Now back to control, I am a people pleaser, I don't like to be in confrontation, I just want everyone to be happy, and never want to be the cause of upset for anyone.  It makes me physically ill, my heart races and I want to run or hide.  Now being a people pleaser and business leader, do not go hand in hand so I have had to learn how to lead.  I may not have always done the best, but I have always done my best.  My weight on the other hand, I control.  I control what I eat, how much I eat, when I eat, where I eat, if I eat, I control it all.  To top it off, I am stubborn in what I eat.  I do not eat fast food, even when we travel, I do not each junk food, and I do not eat sugary foods.  Control.

Once I was not able to exercise anymore, I began to miss it.  Yes me.  The person who really doesn't care for exercise was actually missing it.  On top of that, I could not wear my favorite shoes, I am a high heeled girl through and through, and with that it also eliminated much of my wardrobe because everything is tailored to my heels.  By November, i wasn't really caring a lot about me, I was frustrated in many aspects of my life and admittedly depressed. There were so many things I couldn't control, that I didn't want to even try anymore.

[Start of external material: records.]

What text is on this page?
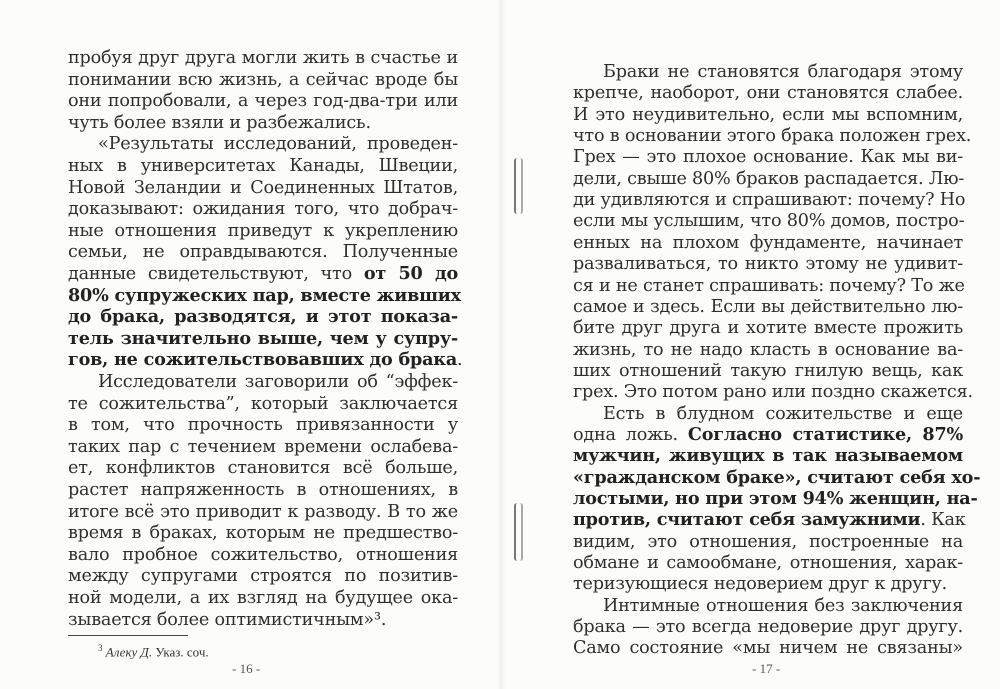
пробуя друг друга могли жить в счастье и
понимании всю жизнь, а сейчас вроде бы
они попробовали, а через год-два-три или
чуть более взяли и разбежались.
«Результаты исследований, проведен-
ных в университетах Канады, Швеции,
Новой Зеландии и Соединенных Штатов,
доказывают: ожидания того, что добрач-
ные отношения приведут к укреплению
семьи, не оправдываются. Полученные
данные свидетельствуют, что от 50 до
80% супружеских пар, вместе живших
до брака, разводятся, и этот показа-
тель значительно выше, чем у супру-
гов, не сожительствовавших до брака.
Исследователи заговорили об “эффек-
те сожительства”, который заключается
в том, что прочность привязанности у
таких пар с течением времени ослабева-
ет, конфликтов становится всё больше,
растет напряженность в отношениях, в
итоге всё это приводит к разводу. В то же
время в браках, которым не предшество-
вало пробное сожительство, отношения
между супругами строятся по позитив-
ной модели, а их взгляд на будущее ока-
зывается более оптимистичным»³.
$^3$ Алеку Д. Указ. соч.
- 16 -
Браки не становятся благодаря этому
крепче, наоборот, они становятся слабее.
И это неудивительно, если мы вспомним,
что в основании этого брака положен грех.
Грех — это плохое основание. Как мы ви-
дели, свыше 80% браков распадается. Лю-
ди удивляются и спрашивают: почему? Но
если мы услышим, что 80% домов, постро-
енных на плохом фундаменте, начинает
разваливаться, то никто этому не удивит-
ся и не станет спрашивать: почему? То же
самое и здесь. Если вы действительно лю-
бите друг друга и хотите вместе прожить
жизнь, то не надо класть в основание ва-
ших отношений такую гнилую вещь, как
грех. Это потом рано или поздно скажется.
Есть в блудном сожительстве и еще
одна ложь. Согласно статистике, 87%
мужчин, живущих в так называемом
«гражданском браке», считают себя хо-
лостыми, но при этом 94% женщин, на-
против, считают себя замужними. Как
видим, это отношения, построенные на
обмане и самообмане, отношения, харак-
теризующиеся недоверием друг к другу.
Интимные отношения без заключения
брака — это всегда недоверие друг другу.
Само состояние «мы ничем не связаны»
- 17 -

In December a multi-state body transformation was announced, registration was beginning in January.  So I put it in my mind that I was going to continue just to stay out of routine and set my sights on January and that is exactly what I have done.  Better yet, my husband, Jim, decided he would be joining me on this journey.

Next week Jim and I begin our body transformation challenges, together.  I have planned out 12 weeks of our routine, our meals, our snacks, our fruits and veggies, our and exercise.  It has me focused again and excited about the changes that are coming our way.  I have gained a few pounds while sitting in my duff.  Oh and that newly gained muscle from August?  Well let's just say it can no longer be seen and has found some fluffy friends.  Friday I will scan, weigh, measure and take pictures.  Sunday I will start on our new plan and Monday we add exercise back in.  I cannot explain to you how excited I am to begin this new phase, I am ready for it all to come together.

I will be sharing my journey throughout the next 12 weeks and so will my friend Stevie.  I will link to her blog whenever I figure out how.  

*ETA - Clearly I began this blog a couple weeks ago.  So far so good.